Some people eventually lose their ability to realize they are hypoglycemic. If they miss the early signs, fuzzy thinking may be the first symptom, which means they will not know how to help themselves. It is recommended that these people test blood glucose more frequently and test it before driving, wear a diabetes ID bracelet, and keep a prescription for glucagon nearby. Glucagon is a hormone that, when injected, causes the liver to release glucose, and it also slows insulin release. People with type 1 must know how to inject it and also should train someone, such as a family member or coworker, to inject it in case they are unable to do so.

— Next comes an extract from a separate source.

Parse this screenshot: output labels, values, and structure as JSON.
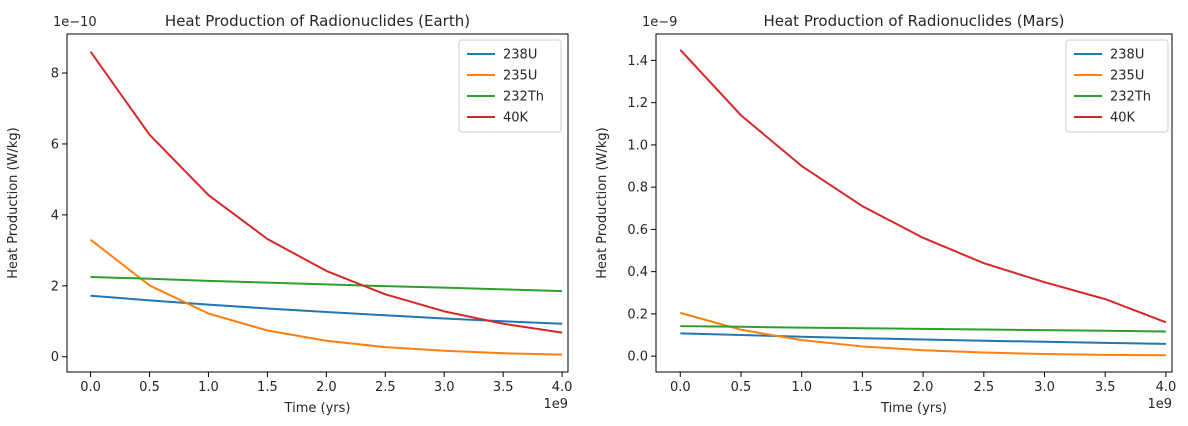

In a case of severe hypoglycemia, the person must immediately eat or drink a small amount of a carbohydrate that the digestive system can quickly pick up from the bloodstream. Glucose tablets or gel from the pharmacy work well, as do raisins, regular soda, orange juice, honey, or jelly beans. These sugars should be kept at home, school, and work, in a purse or pocket, and in the car. About fifteen minutes after taking one, blood sugar should be checked. If it is still too low, another small dose of carbohydrate should be taken or a meal eaten.
The other diabetic emergency is hyperglycemia, or too much blood sugar. It is unpredictable, possibly deadly, and happens from time to time to all people with diabetes. This is more rare than hypoglycemia but still very dangerous. People with types 1 and 2 can suffer from it but react differently.
In type 1, diabetic ketoacidosis (DKA) occurs when people do not get enough insulin. The body believes it is starving and breaks down fat to get energy. This causes ketones to form in the blood, and if the body cannot release them through urine, they build up and poison the body. The body also becomes dehydrated because of frequent urination, which only increases the concentration of ketones. As ketones build up to dangerous levels, coma, shock, difficulty breathing, and death can result.
Symptoms usually come on slowly. The major DKA symptoms are dry mouth, terrible thirst, and frequent urination. Others include little appetite, blurry vision, vomiting or feeling sick to the stomach, fever, weakness, sleepiness, and fruity odor on the breath.
Someone who is hyperglycemic must have an injection of quick-acting insulin and drink lots of sugar-free liquids. If the condition does not improve rapidly, the person must seek emergency medical help. Sometimes, people who do not yet know they have type 2 diabetes can develop hyperglycemia. They and people already diagnosed with type 2 who experience this condition can have it for a long time without realizing it. Their glucose level can zoom to extremely high levels, which can lead to coma and death.
Hyperglycemia leads to a condition called HHS. It can happen to people who do not use insulin but take oral medicines. HHS symptoms are sleepiness or mental confusion, extreme thirst, no sweating, and warm skin. Also, the person will have high blood glucose levels. Seeking medical help is important when blood sugar levels are extremely high. The best way to avoid HHS is to check glucose levels at least once a day.
Managing diabetes is complicated and time-consuming, but it is necessary in order to avoid the terrible complications that
an happen as a result of having this illness. Careful management includes blood glucose monitoring, insulin and sometimes other drugs, regular exercise, and a healthy diet. In addition, studies have shown that laughter and a positive attitude are good medicine for diabetes. Laughter has been found to lower glucose levels after eating. It also produces chemicals in the body that make people feel better in general, which helps make daily life easier and more pleasant.